I hate the pussy-footing of chinese martial arts like kung fu and this. Just feels like a waste of energy to go from pose to pose in order to show off your might. But it's aesthetic. Nonetheless, 5 stars because they still kick ass.
Yeah but most marital arts seem to be based around the idea that if you time your attacks correctly or manage to control your opponent's limbs properly you can beat him up. As we all know this is impossible without being some sort of meta human with incredible reflexes and strength or in the movies. However at some point when these fighting styles were being developed one of two things had to happen: either someone could actually do this sort of craziness or someone couldn't but was such a great bullshit artist that he convinced enough people that he could and it was possible to learn how to do it too that a tradition started. I'm betting on the latter.

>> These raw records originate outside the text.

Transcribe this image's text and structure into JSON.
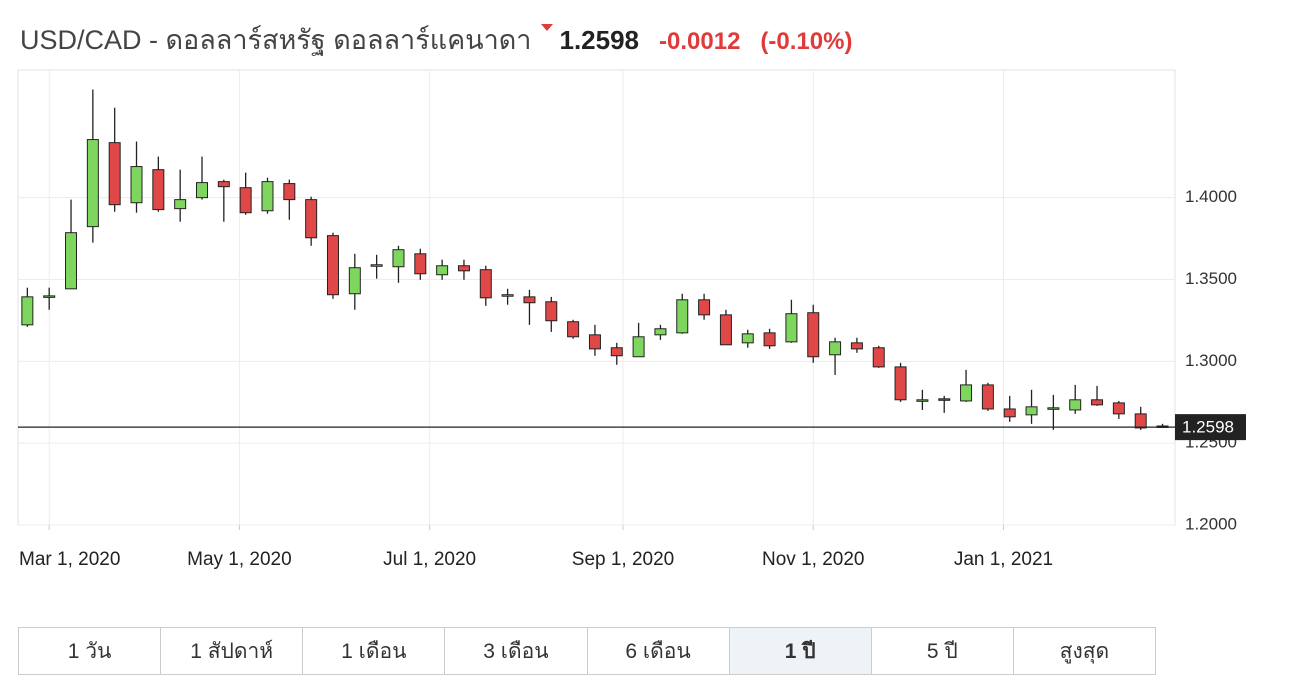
{
  "header": {
    "pair": "USD/CAD - ดอลลาร์สหรัฐ ดอลลาร์แคนาดา",
    "price": "1.2598",
    "change": "-0.0012",
    "change_pct": "(-0.10%)"
  },
  "chart_data": {
    "type": "candlestick",
    "x": [
      "2020-02-23",
      "2020-03-01",
      "2020-03-08",
      "2020-03-15",
      "2020-03-22",
      "2020-03-29",
      "2020-04-05",
      "2020-04-12",
      "2020-04-19",
      "2020-04-26",
      "2020-05-03",
      "2020-05-10",
      "2020-05-17",
      "2020-05-24",
      "2020-05-31",
      "2020-06-07",
      "2020-06-14",
      "2020-06-21",
      "2020-06-28",
      "2020-07-05",
      "2020-07-12",
      "2020-07-19",
      "2020-07-26",
      "2020-08-02",
      "2020-08-09",
      "2020-08-16",
      "2020-08-23",
      "2020-08-30",
      "2020-09-06",
      "2020-09-13",
      "2020-09-20",
      "2020-09-27",
      "2020-10-04",
      "2020-10-11",
      "2020-10-18",
      "2020-10-25",
      "2020-11-01",
      "2020-11-08",
      "2020-11-15",
      "2020-11-22",
      "2020-11-29",
      "2020-12-06",
      "2020-12-13",
      "2020-12-20",
      "2020-12-27",
      "2021-01-03",
      "2021-01-10",
      "2021-01-17",
      "2021-01-24",
      "2021-01-31",
      "2021-02-07",
      "2021-02-14",
      "2021-02-21"
    ],
    "open": [
      1.3223,
      1.3394,
      1.3443,
      1.3823,
      1.4336,
      1.3969,
      1.4171,
      1.3933,
      1.4,
      1.4098,
      1.4061,
      1.392,
      1.4086,
      1.3988,
      1.3768,
      1.3413,
      1.3584,
      1.3578,
      1.3657,
      1.3529,
      1.3584,
      1.356,
      1.3401,
      1.3394,
      1.3364,
      1.3242,
      1.3162,
      1.3083,
      1.3028,
      1.3162,
      1.3174,
      1.3376,
      1.3284,
      1.3113,
      1.3174,
      1.3119,
      1.3297,
      1.304,
      1.3113,
      1.3083,
      1.2966,
      1.2765,
      1.2771,
      1.2758,
      1.2856,
      1.2709,
      1.2673,
      1.2709,
      1.2703,
      1.2765,
      1.2746,
      1.2679,
      1.2605
    ],
    "high": [
      1.345,
      1.345,
      1.3988,
      1.4661,
      1.455,
      1.4343,
      1.4251,
      1.4171,
      1.4251,
      1.411,
      1.4153,
      1.4122,
      1.411,
      1.4006,
      1.3786,
      1.3657,
      1.3651,
      1.3706,
      1.3688,
      1.3621,
      1.3621,
      1.3584,
      1.3443,
      1.3437,
      1.3394,
      1.3254,
      1.3223,
      1.3113,
      1.3235,
      1.3223,
      1.3413,
      1.3413,
      1.3315,
      1.3193,
      1.3199,
      1.3376,
      1.3346,
      1.3144,
      1.3144,
      1.3095,
      1.2991,
      1.2826,
      1.2789,
      1.2948,
      1.2869,
      1.2789,
      1.2826,
      1.2795,
      1.2856,
      1.285,
      1.2758,
      1.2722,
      1.2618
    ],
    "low": [
      1.3211,
      1.3315,
      1.3443,
      1.3725,
      1.3914,
      1.3908,
      1.3914,
      1.3853,
      1.3988,
      1.3853,
      1.3896,
      1.3902,
      1.3865,
      1.3706,
      1.3382,
      1.3315,
      1.3505,
      1.348,
      1.3498,
      1.3498,
      1.3498,
      1.3339,
      1.3346,
      1.3223,
      1.318,
      1.3138,
      1.3034,
      1.2979,
      1.3028,
      1.3131,
      1.3168,
      1.3254,
      1.3101,
      1.3083,
      1.3076,
      1.3113,
      1.2991,
      1.2917,
      1.3052,
      1.296,
      1.2752,
      1.2703,
      1.2685,
      1.2752,
      1.2697,
      1.263,
      1.2618,
      1.2581,
      1.2679,
      1.2728,
      1.2648,
      1.2581,
      1.2593
    ],
    "close": [
      1.3394,
      1.34,
      1.3786,
      1.4355,
      1.3957,
      1.419,
      1.3927,
      1.3988,
      1.4092,
      1.4067,
      1.3908,
      1.4098,
      1.3988,
      1.3755,
      1.3407,
      1.3572,
      1.359,
      1.3682,
      1.3535,
      1.3584,
      1.3553,
      1.3388,
      1.3407,
      1.3358,
      1.3248,
      1.315,
      1.3076,
      1.3034,
      1.315,
      1.3199,
      1.3376,
      1.3284,
      1.3101,
      1.3168,
      1.3095,
      1.3291,
      1.3028,
      1.3119,
      1.3076,
      1.2966,
      1.2765,
      1.2765,
      1.2765,
      1.2856,
      1.2709,
      1.2661,
      1.2722,
      1.2716,
      1.2765,
      1.2734,
      1.2679,
      1.2593,
      1.2598
    ],
    "up_color": "#7fd65e",
    "down_color": "#e04848",
    "last_value": {
      "value": 1.2598,
      "label": "1.2598"
    },
    "xlim": [
      "2020-02-20",
      "2021-02-25"
    ],
    "xticks": [
      {
        "value": "2020-03-01",
        "label": "Mar 1, 2020"
      },
      {
        "value": "2020-05-01",
        "label": "May 1, 2020"
      },
      {
        "value": "2020-07-01",
        "label": "Jul 1, 2020"
      },
      {
        "value": "2020-09-01",
        "label": "Sep 1, 2020"
      },
      {
        "value": "2020-11-01",
        "label": "Nov 1, 2020"
      },
      {
        "value": "2021-01-01",
        "label": "Jan 1, 2021"
      }
    ],
    "ylim": [
      1.2,
      1.478
    ],
    "yticks": [
      {
        "value": 1.2,
        "label": "1.2000"
      },
      {
        "value": 1.25,
        "label": "1.2500"
      },
      {
        "value": 1.3,
        "label": "1.3000"
      },
      {
        "value": 1.35,
        "label": "1.3500"
      },
      {
        "value": 1.4,
        "label": "1.4000"
      }
    ],
    "grid": true
  },
  "tabs": {
    "items": [
      "1 วัน",
      "1 สัปดาห์",
      "1 เดือน",
      "3 เดือน",
      "6 เดือน",
      "1 ปี",
      "5 ปี",
      "สูงสุด"
    ],
    "active": 5
  }
}
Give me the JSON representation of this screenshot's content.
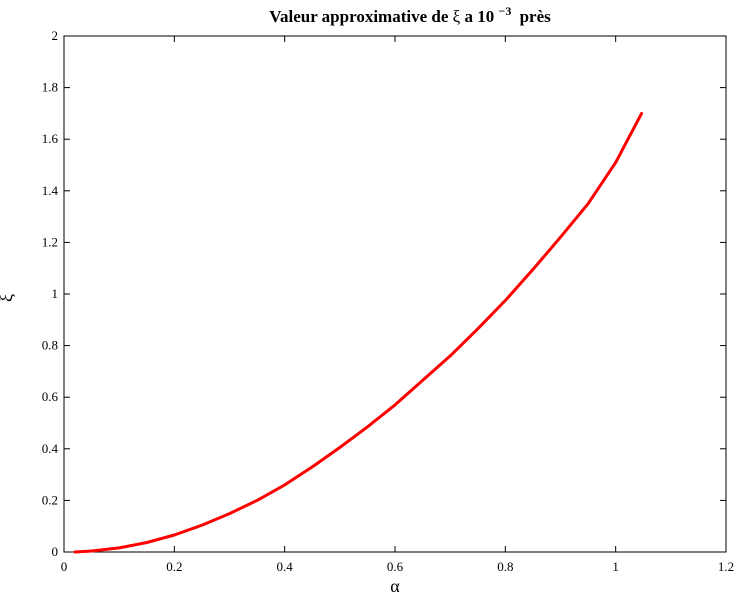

zato: Dead on but the 5th word in your comment should be 'movies'. Real martial arts never looks like that stuff and only revolves around constant training to reteach your body to replace less efficient instinctual reactions with more efficient ones. I look at this stuff like the coolness of the stop motion sinbad and clash of the titans movies- just fun fantasy. In real life 75% of all fights end up on the ground in under 30 seconds.
Uh this is cool and all, and it's Yuan Wo Ping, so you know, five stars. But it's hardly better than the flaming posts showdown from Iron Monkey. It was hardly as boring as something from Kill Bill, either, though.